Franca Valeri, una vita di amore e comicità fra cinema e teatro

Se si pensa alla comicità verace del cinema italiano di certo i nomi che vengono alla mente sono soprattutto maschili. Eppure di donne con sorriso e ironia tagliente gli esempi non mancano. Uno di questi è Franca Valeri, caratterista, attrice, sceneggiatrice e signora di commedia.

Pochi giorni fa è stata comunicata la notizia delle super ospitate femminili del Festival di Sanremo ed è stato bello apprendere che Franca Valeri, nota caratterista degli anni sessanta, avrebbe preso parte ad una delle serate della kermesse. La Valeri, all'anagrafe Franca Norsa, è una delle attrici e sceneggiatrici più di successo del cinema italiano. La sua vita è stata fra set cinematografici e palcoscenici di teatro, senza perdere occasione di dare sfoggio della sua intelligente ironia anche nei programmi di culto della Rai.
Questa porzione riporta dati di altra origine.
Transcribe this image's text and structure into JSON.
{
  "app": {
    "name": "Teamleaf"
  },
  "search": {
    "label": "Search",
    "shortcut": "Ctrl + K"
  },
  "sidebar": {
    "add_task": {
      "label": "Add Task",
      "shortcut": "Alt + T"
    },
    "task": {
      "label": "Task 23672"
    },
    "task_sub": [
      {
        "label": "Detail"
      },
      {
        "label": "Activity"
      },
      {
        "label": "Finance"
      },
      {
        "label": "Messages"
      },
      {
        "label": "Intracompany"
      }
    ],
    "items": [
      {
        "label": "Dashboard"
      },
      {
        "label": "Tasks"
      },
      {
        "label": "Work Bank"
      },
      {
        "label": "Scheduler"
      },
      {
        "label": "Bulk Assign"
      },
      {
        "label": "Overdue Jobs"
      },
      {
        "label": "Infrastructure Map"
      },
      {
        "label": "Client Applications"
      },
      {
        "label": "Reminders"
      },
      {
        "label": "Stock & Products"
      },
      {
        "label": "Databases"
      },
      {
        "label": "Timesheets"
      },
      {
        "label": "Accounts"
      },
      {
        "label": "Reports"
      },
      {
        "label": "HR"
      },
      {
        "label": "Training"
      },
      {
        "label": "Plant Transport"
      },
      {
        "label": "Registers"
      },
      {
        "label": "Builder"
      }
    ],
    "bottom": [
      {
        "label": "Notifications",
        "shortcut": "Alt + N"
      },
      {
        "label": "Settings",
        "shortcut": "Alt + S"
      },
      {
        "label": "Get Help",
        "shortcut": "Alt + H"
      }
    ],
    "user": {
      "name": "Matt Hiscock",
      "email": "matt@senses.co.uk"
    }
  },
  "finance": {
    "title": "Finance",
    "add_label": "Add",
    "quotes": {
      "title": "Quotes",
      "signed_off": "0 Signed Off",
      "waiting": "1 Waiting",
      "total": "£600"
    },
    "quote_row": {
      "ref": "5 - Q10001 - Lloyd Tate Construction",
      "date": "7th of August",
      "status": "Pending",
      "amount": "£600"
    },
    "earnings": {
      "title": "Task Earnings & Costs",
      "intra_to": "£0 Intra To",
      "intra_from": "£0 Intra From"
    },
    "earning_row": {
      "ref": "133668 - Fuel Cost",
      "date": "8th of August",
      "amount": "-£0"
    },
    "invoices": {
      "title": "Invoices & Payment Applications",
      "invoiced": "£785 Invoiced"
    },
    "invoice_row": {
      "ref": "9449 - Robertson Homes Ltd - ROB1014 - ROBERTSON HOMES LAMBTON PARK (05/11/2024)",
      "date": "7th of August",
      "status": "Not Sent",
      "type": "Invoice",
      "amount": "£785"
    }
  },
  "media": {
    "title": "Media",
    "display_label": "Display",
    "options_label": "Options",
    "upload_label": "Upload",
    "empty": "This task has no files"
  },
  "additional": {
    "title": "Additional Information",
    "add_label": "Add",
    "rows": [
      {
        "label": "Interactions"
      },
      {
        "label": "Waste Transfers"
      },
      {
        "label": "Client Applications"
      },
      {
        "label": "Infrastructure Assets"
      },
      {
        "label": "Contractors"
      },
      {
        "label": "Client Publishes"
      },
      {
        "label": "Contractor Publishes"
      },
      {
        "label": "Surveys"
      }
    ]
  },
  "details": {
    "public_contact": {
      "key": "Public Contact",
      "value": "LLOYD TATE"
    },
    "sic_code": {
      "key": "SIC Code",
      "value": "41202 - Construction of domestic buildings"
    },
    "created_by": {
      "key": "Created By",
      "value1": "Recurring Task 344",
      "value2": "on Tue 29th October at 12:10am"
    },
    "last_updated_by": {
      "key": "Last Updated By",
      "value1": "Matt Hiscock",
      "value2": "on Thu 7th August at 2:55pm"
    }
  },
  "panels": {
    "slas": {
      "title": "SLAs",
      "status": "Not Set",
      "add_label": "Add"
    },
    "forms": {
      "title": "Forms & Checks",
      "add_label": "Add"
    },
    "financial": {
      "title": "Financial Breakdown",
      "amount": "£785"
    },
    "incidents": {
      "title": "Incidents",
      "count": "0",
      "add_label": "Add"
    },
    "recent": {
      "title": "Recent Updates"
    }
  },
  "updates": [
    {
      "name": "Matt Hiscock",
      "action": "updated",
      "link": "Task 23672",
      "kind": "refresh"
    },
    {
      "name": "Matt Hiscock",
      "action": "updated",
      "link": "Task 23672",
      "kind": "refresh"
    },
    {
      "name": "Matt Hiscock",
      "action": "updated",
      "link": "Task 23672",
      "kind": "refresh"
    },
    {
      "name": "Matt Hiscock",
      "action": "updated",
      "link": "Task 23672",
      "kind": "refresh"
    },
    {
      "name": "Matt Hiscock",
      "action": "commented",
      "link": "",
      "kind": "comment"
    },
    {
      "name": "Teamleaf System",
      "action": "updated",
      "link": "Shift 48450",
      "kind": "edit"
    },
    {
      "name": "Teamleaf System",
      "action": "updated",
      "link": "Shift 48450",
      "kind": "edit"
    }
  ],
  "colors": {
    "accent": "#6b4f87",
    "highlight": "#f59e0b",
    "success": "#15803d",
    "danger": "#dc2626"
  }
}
Franca nasce da genitori dell'alta borghesia meneghina a Milano il 31 luglio del 1920. Sua mamma era cattolica mentre il padre ebreo. Per via di questa diversità di credo religiosi, il matrimonio fra i due fu osteggiato dalla famiglia di lui, la quale tuttavia poi acconsentì all'unione. La giovinezza di Franca si divide fra la già grande passione per il teatro di prosa, il liceo e un contesto storico che rende la vita difficile alla sua famiglia.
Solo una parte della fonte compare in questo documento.